Tuesday, February 27, 2018

"...they’ve sent us here to die..."

 Mahul, a former fishing village to the east of India’s Mumbai is now home to 30,000 people who were “rehoused" after their slum homes were demolished to make way for infrastructure projects. They live in 72 seven-storey buildings jammed together in the shadow of oil refineries, power stations and fertiliser plants. The air is pungent with the strong smell of chemicals. Sewage overflows into narrow streets. With the nearest government hospital seven miles away, masked patients stand in obedient lines outside homeopathy clinics, coughing.


Mahul is “critically” polluted, according to India’s central pollution control board. A survey by the city’s KEM hospital found that 67.1% of the neighbourhood’s residents complained of breathlessness more than three times a month, 86.6% complained of eye irritations and 84.5% had experienced feeling a choking sensation.
Then there is the poor quality of the water. “At times, the water has a layer of oil on it – several residents have suffered stomach infections,” says Subhash Jadhav, a 52-year-old journalist who developed a skin complaint after being moved to Mahul. “I’ve complained to the BMC on several occasions, but they say they don’t have enough manpower.”
Rishi Agarwal, a Mumbai-based urban planner, believes that the city’s development is crushing its poorest citizens. “It’s part of the larger gentrification, which is rapidly progressing in Mumbai,” he says. “In the past two decades, the government’s intention has been to push the most underprivileged citizens to the outskirts in order to create housing near the centre for more affluent residents.
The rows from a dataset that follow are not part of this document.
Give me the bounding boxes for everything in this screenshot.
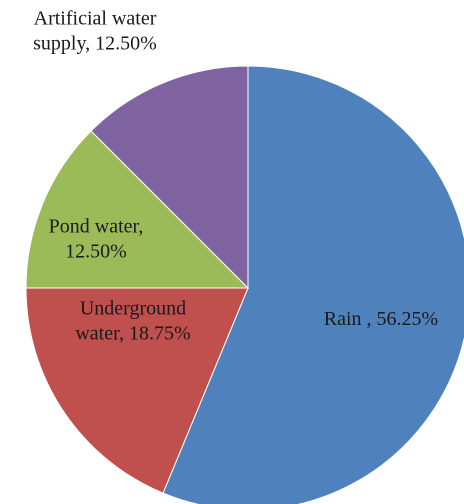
pie-slice-underground-water xyxy=(25,287,249,494)
slice-label-pond-water: Pond water, 12.50% xyxy=(49,216,144,263)
pie-slice-pond-water xyxy=(25,130,250,289)
pie-slice-artificial-water-supply xyxy=(90,65,249,290)
slice-label-line: Rain , 56.25% xyxy=(324,308,438,330)
slice-label-line: Pond water, xyxy=(49,216,144,238)
slice-label-line: 12.50% xyxy=(65,241,127,263)
pie-slice-rain xyxy=(162,65,464,504)
slice-label-rain: Rain , 56.25% xyxy=(324,308,438,330)
slices-layer xyxy=(25,65,464,504)
slice-label-line: Underground xyxy=(80,298,186,320)
slice-label-line: supply, 12.50% xyxy=(33,33,157,55)
slice-label-underground-water: Underground water, 18.75% xyxy=(75,298,190,345)
labels-layer: Rain , 56.25% Underground water, 18.75% Pon… xyxy=(33,8,438,345)
slice-label-line: water, 18.75% xyxy=(75,323,190,345)
slice-label-artificial-water-supply: Artificial water supply, 12.50% xyxy=(33,8,157,55)
slice-label-line: Artificial water xyxy=(34,8,157,30)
The displaced have been dumped in rehabilitation centres. These places are devoid of basic amenities like ventilation, waste management, and transport links. Mahul, particularly, is absolute hell.” Following a high court order last year, the BMC says it plans to build a health centre and a school, and ensure a contamination-free water supply. Urban planner Agarwal is unimpressed. “The government doesn’t lack resources to build better alternative accommodation,” he says, “it’s just short on compassion for the poor.”
“There are no schools, hospitals, medical shops or means of livelihood here,” says Anita Dhole, a 40-year-old who was relocated to Mahul after her home was demolished when authorities cleared a secure zone around the city’s colonial-era Tansa water pipeline 12 months ago. “But there are smoke-belching chimneys – and a crematorium. It’s the government’s way of telling us that they’ve sent us here to die.”
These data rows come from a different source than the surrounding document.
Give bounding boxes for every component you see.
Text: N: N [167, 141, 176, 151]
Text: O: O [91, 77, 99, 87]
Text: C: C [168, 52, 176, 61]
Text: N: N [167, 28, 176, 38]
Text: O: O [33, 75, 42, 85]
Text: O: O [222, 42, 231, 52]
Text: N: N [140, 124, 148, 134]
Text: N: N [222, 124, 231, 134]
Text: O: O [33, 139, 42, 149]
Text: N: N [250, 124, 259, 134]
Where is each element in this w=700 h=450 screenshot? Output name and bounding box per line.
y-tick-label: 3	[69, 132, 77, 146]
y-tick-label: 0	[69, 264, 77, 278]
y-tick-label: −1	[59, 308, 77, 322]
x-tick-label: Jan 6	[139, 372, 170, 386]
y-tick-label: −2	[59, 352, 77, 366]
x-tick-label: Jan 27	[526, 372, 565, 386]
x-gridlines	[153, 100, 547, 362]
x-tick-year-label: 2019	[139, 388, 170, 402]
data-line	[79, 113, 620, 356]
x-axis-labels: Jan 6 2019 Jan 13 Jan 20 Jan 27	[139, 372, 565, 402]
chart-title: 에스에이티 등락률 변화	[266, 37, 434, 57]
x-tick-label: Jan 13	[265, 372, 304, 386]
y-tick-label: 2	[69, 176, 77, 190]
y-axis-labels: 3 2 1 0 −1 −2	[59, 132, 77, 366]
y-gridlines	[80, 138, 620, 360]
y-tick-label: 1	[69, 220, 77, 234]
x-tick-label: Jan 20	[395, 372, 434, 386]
The city’s civic authority, the Brihanmumbai Municipal Corporation (BMC), started placing people in Mahul six years ago after the high court called for 10 metres to be cleared either side of the pipeline for health and security reasons. When the BMC started clearing illegal housing, the displaced residents quickly returned to rebuild.
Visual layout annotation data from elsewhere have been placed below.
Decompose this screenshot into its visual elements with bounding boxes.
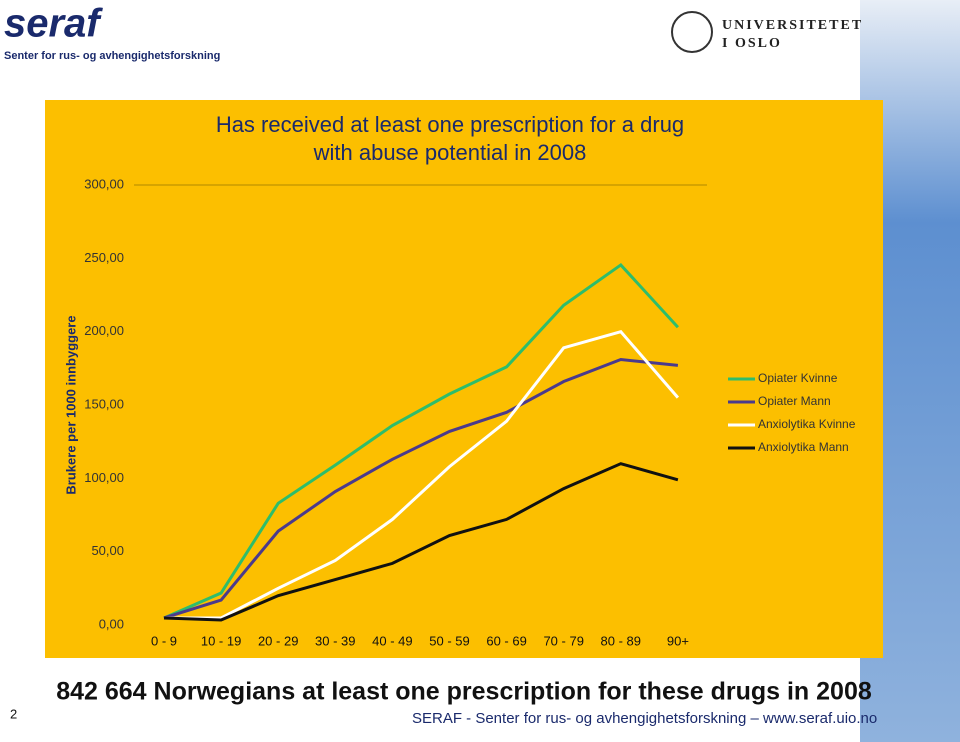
x-tick-label: 30 - 39 xyxy=(315,633,355,648)
x-tick-label: 40 - 49 xyxy=(372,633,412,648)
university-name: UNIVERSITETET xyxy=(722,18,863,33)
chart-title: Has received at least one prescription f… xyxy=(216,112,684,165)
page-number: 2 xyxy=(10,706,17,721)
y-tick-label: 200,00 xyxy=(84,323,124,338)
legend-label: Anxiolytika Mann xyxy=(758,440,849,454)
x-tick-label: 70 - 79 xyxy=(543,633,583,648)
y-tick-label: 250,00 xyxy=(84,250,124,265)
x-tick-label: 10 - 19 xyxy=(201,633,241,648)
y-tick-label: 150,00 xyxy=(84,396,124,411)
y-axis-label: Brukere per 1000 innbyggere xyxy=(63,315,78,494)
logo: seraf xyxy=(4,2,103,46)
x-tick-label: 0 - 9 xyxy=(151,633,177,648)
y-tick-label: 0,00 xyxy=(99,616,124,631)
legend-label: Anxiolytika Kvinne xyxy=(758,417,856,431)
series-line xyxy=(163,358,679,620)
footer: SERAF - Senter for rus- og avhengighetsf… xyxy=(412,710,877,727)
logo-subtitle: Senter for rus- og avhengighetsforskning xyxy=(4,50,220,62)
x-tick-label: 60 - 69 xyxy=(486,633,526,648)
y-tick-label: 100,00 xyxy=(84,470,124,485)
x-tick-label: 90+ xyxy=(667,633,689,648)
legend-label: Opiater Kvinne xyxy=(758,371,838,385)
y-tick-label: 50,00 xyxy=(91,543,124,558)
y-tick-label: 300,00 xyxy=(84,176,124,191)
series-line xyxy=(164,329,680,620)
x-tick-label: 80 - 89 xyxy=(601,633,641,648)
headline: 842 664 Norwegians at least one prescrip… xyxy=(56,678,872,706)
university-seal xyxy=(671,11,713,53)
university-name: I OSLO xyxy=(722,36,782,51)
legend-label: Opiater Mann xyxy=(758,394,831,408)
series-line xyxy=(163,262,680,620)
x-tick-label: 20 - 29 xyxy=(258,633,298,648)
series-line xyxy=(163,462,679,622)
x-tick-label: 50 - 59 xyxy=(429,633,469,648)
Last September the authorities came up with a new plan: a $45m, 24-mile cycling and jogging track along the length of the Tansa, which runs in two sections: from Mulund in the north-east to Dharavi in the centre, and Ghatkopar in the east to Sion in the south.
The Green Wheels Along Blue Lines cycle and running track would serve a dual purpose: keep the area clear of illegal shacks by opening the space around the pipeline to the public, and provide an environmentally friendly and healthy route across the chaotic and crowded city. Work is due to start in April and be completed in two years. To date 16,000 homes have been cleared along the pipeline, with a further 6,000 slated for demolition. 
Sushila Yadav fears any changes that do come would be too late. She lost her 11-year-old son, Aman, three years after they were moved to Mahul. What started as breathlessness swiftly spiralled into a lung disorder. Now her 20-year-old daughter Komal has similar symptoms. “Before we moved to Mahul, my husband, our four children and I lived in a 50 sq ft shack next to a sewer,” she says. “It was difficult, but at least all of us were alive. Given a chance, I’d leave Mahul and take my children back on the street.”